Geraniol modulates inflammatory and antioxidant pathways to mitigate intestinal ischemia-reperfusion injury in male rats.

Intestinal ischemia-reperfusion injury (IIR/I) significantly increases morbidity and mortality. This study examines the therapeutic effects of geraniol (GNL), which is noted for its anti-inflammatory and antioxidant properties, on intestinal I/R injury in rats. Forty-nine male Wistar-Albino rats were divided into seven groups. After 30 min of ischemia and subsequent reperfusion for either 1 or 6 h, intestinal and hepatic tissues were analyzed.

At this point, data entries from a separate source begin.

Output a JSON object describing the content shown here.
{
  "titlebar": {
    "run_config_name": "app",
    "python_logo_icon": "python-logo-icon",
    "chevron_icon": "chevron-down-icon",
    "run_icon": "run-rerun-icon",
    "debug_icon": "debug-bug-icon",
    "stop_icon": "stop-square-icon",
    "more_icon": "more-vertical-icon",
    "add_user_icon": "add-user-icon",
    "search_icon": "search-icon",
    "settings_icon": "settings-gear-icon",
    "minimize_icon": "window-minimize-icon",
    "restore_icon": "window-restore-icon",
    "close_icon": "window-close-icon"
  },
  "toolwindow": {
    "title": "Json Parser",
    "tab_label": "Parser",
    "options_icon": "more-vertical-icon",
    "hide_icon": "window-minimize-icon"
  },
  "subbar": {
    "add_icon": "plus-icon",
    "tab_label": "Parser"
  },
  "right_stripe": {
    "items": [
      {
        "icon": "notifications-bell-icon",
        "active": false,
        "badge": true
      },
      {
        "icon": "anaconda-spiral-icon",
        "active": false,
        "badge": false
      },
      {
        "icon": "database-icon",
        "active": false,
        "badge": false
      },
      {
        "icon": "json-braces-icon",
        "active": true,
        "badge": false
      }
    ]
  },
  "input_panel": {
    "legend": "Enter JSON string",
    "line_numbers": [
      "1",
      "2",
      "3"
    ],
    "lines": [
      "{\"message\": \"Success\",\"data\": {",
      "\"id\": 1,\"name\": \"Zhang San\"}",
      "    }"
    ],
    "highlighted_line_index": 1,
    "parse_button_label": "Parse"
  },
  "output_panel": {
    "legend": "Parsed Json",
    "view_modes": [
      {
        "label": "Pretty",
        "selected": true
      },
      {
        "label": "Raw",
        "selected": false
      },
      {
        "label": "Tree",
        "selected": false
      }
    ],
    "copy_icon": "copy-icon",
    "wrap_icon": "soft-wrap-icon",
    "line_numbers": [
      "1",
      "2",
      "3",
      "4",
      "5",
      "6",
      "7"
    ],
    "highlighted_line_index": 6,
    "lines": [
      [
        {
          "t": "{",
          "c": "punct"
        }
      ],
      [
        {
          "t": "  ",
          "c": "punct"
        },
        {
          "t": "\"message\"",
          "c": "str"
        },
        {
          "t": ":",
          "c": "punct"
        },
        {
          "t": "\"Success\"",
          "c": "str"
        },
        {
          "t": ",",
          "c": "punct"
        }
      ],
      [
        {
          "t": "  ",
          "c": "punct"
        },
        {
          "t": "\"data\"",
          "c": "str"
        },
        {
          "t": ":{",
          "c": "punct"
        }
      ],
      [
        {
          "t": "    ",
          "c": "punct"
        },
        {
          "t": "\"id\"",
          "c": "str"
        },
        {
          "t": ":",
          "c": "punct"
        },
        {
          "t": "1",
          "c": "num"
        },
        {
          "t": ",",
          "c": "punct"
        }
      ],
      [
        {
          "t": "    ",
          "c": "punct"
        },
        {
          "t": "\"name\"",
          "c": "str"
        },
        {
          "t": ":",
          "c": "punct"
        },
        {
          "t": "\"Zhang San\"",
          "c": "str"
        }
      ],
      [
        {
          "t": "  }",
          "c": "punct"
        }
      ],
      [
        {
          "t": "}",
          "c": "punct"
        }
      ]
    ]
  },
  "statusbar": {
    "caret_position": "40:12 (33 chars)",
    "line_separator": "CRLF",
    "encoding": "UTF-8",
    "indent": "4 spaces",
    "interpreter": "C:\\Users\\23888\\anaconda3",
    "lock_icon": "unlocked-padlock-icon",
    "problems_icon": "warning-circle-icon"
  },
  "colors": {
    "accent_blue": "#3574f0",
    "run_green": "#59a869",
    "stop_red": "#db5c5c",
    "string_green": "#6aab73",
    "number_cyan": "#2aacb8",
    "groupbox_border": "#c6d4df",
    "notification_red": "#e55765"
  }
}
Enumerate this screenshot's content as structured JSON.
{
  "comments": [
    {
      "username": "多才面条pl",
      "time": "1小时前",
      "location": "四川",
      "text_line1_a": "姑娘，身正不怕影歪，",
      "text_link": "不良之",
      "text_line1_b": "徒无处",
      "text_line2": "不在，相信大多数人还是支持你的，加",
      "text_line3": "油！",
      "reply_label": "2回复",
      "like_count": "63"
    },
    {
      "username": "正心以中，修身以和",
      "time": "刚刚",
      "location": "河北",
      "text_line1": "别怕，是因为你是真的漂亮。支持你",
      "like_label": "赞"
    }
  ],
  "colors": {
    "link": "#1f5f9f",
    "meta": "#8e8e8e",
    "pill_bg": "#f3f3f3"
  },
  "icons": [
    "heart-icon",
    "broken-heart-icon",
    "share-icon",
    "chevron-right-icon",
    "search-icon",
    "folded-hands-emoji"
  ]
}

Biochemical assessments measured malondialdehyde (MDA), glutathione peroxidase (GPx), superoxide dismutase (SOD), catalase (CAT), myeloperoxidase (MPO), and nitric oxide (NO) activities. Inflammatory and apoptotic markers were evaluated using qRT-PCR and ELISA, and apoptotic cell rates were determined by flow cytometry. GNL treatment significantly protected intestinal and hepatic tissues, enhancing antioxidant enzyme activity and normalizing MDA and NO activities. It demonstrated notable anti-inflammatory effects at 100 and 200 mg/kg doses, reducing TNF-α, IL-1β, and IL-6 levels while decreasing tissue MPO content. GNL also increased Bcl-2 levels and decreased Bax levels, indicating anti-apoptotic effects. Serum activities of ALT, AST, and creatine kinase were lower in GNL-treated rats, and flow cytometry showed a reduction in apoptotic cells. GNL effectively mitigated oxidative stress and histopathological damage from intestinal I/R injury by reducing pro-apoptotic markers and increasing anti-apoptotic markers, highlighting its protective effects.